Amelia jednak zażyczyła sobie skrzyneczkę z motywem ulubionych piesków: maltańczyka i szpica miniaturowego. No i trudne zadanie w ten sposób otrzymałam. Przeszukując internet znalazłam wspaniałe ilustracje japońskiego rysownika - jedną z nich wykorzystałam na wieku. W środku zamieściłam wizerunek szpica. Naklejone motywy piesków uzupełniłam kwiatkami z szablonów, dodałam motywy psich łapek i... spełniłam więc chyba jej oczekiwania. Amelia była bardzo zadowolona.
Bardzo chciałabym moje wpisy urozmaicić różnymi pracami, ale w tej chwili tylko kuferki mam na warsztacie. Zaniedbałam się, jeśli chodzi o haft, do którego pomału tęsknię. Mam jednak nadzieję, że uzbroicie się w odrobinę cierpliwości i jeszcze zechcecie odwiedzić mój blog.
Pozdrawiam cieplutko:)
Dziewczynka będzie zachwycona!pięknie zrobiłaś tą skrzyneczke.
OdpowiedzUsuńPiękna "pieskowa" skrzyneczka! Pozdrawiam.
OdpowiedzUsuńKolejne przemyślane i piękne pudełeczko. Pozdrawiam :-).
OdpowiedzUsuńPiękne są Twoje kuferki, Gosiu, ale ja baaardzo tęsknię za haftem w Twoim wydaniu, bo wiem, jak wspaniałe sa Twoje wybory. Oooj, ciekawa jestem, co też się dzieje na tamborku... :-)

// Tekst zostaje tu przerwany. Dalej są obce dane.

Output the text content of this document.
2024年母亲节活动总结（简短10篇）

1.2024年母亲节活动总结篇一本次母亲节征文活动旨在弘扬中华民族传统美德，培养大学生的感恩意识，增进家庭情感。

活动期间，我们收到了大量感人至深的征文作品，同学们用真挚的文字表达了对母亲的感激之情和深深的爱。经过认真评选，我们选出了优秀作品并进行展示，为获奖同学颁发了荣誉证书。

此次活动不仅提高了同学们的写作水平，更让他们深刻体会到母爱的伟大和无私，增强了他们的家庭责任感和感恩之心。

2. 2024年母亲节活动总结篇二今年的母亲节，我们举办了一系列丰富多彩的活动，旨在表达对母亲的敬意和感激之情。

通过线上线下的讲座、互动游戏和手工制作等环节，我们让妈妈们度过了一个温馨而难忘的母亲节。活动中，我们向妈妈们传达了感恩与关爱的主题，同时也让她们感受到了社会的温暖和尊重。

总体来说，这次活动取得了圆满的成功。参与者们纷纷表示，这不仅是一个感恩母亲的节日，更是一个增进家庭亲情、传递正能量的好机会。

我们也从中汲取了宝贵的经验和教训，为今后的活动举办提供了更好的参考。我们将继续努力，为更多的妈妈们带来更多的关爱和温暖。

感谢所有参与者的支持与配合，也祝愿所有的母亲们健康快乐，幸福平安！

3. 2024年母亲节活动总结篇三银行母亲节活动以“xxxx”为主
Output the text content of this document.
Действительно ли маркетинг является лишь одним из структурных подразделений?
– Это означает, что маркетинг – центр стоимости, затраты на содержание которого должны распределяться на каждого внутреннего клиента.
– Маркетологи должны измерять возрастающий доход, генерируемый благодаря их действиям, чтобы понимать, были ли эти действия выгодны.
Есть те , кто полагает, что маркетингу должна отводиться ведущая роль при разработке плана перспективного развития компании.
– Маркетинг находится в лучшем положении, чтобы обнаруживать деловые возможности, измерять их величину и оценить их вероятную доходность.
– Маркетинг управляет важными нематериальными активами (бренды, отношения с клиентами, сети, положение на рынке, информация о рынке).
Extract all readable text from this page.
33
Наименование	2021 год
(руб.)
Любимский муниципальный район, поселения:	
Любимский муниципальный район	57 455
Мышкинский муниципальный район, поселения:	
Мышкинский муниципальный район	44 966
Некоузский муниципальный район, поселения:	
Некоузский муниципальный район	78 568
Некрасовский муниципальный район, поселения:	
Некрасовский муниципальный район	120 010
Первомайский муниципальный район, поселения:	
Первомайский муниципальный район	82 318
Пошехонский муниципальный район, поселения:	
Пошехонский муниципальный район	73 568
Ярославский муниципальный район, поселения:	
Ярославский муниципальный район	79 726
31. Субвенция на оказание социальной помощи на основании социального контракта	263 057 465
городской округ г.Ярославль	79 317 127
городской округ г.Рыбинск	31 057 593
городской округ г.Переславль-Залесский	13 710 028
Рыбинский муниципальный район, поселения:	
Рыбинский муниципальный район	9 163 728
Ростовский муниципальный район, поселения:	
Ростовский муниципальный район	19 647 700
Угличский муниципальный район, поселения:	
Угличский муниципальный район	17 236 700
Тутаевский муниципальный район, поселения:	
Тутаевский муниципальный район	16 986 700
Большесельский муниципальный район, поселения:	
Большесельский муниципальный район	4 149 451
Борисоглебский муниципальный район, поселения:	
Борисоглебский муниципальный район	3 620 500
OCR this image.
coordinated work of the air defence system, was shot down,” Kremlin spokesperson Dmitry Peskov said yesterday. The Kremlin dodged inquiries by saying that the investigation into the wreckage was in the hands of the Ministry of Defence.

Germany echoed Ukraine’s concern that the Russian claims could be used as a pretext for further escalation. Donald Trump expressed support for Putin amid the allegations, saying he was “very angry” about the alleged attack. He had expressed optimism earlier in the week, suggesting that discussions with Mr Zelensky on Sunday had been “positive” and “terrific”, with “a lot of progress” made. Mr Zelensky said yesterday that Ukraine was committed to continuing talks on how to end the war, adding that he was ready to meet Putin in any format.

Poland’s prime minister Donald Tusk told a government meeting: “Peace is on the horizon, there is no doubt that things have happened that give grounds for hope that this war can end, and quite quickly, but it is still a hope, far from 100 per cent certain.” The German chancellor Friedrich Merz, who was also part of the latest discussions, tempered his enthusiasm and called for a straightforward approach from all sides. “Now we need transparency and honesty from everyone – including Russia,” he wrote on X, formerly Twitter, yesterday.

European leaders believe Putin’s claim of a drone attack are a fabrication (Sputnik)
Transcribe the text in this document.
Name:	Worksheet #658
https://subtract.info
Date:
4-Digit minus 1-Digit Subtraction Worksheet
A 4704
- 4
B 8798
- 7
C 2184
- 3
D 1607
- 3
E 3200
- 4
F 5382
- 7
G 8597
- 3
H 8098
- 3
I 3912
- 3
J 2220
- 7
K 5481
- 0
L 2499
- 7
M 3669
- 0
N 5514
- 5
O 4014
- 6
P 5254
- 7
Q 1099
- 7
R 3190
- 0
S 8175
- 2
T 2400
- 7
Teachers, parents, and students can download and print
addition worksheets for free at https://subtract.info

OdpowiedzUsuńSerdecznie pozdrawiam :-)
Gosiu Twoich kuferków biżuteryjnych to nigdy dosyć, kolejne cudeńko, pozdrawiam Ania
OdpowiedzUsuńŚwietny kuferek, lubię przedmioty robione pod konkretną osobę, a piesek sympatyczny , prawie jak nasza Kiki, buziaki
OdpowiedzUsuńThanks for your sharing, it helps me a lot and I think I'll watch your post more.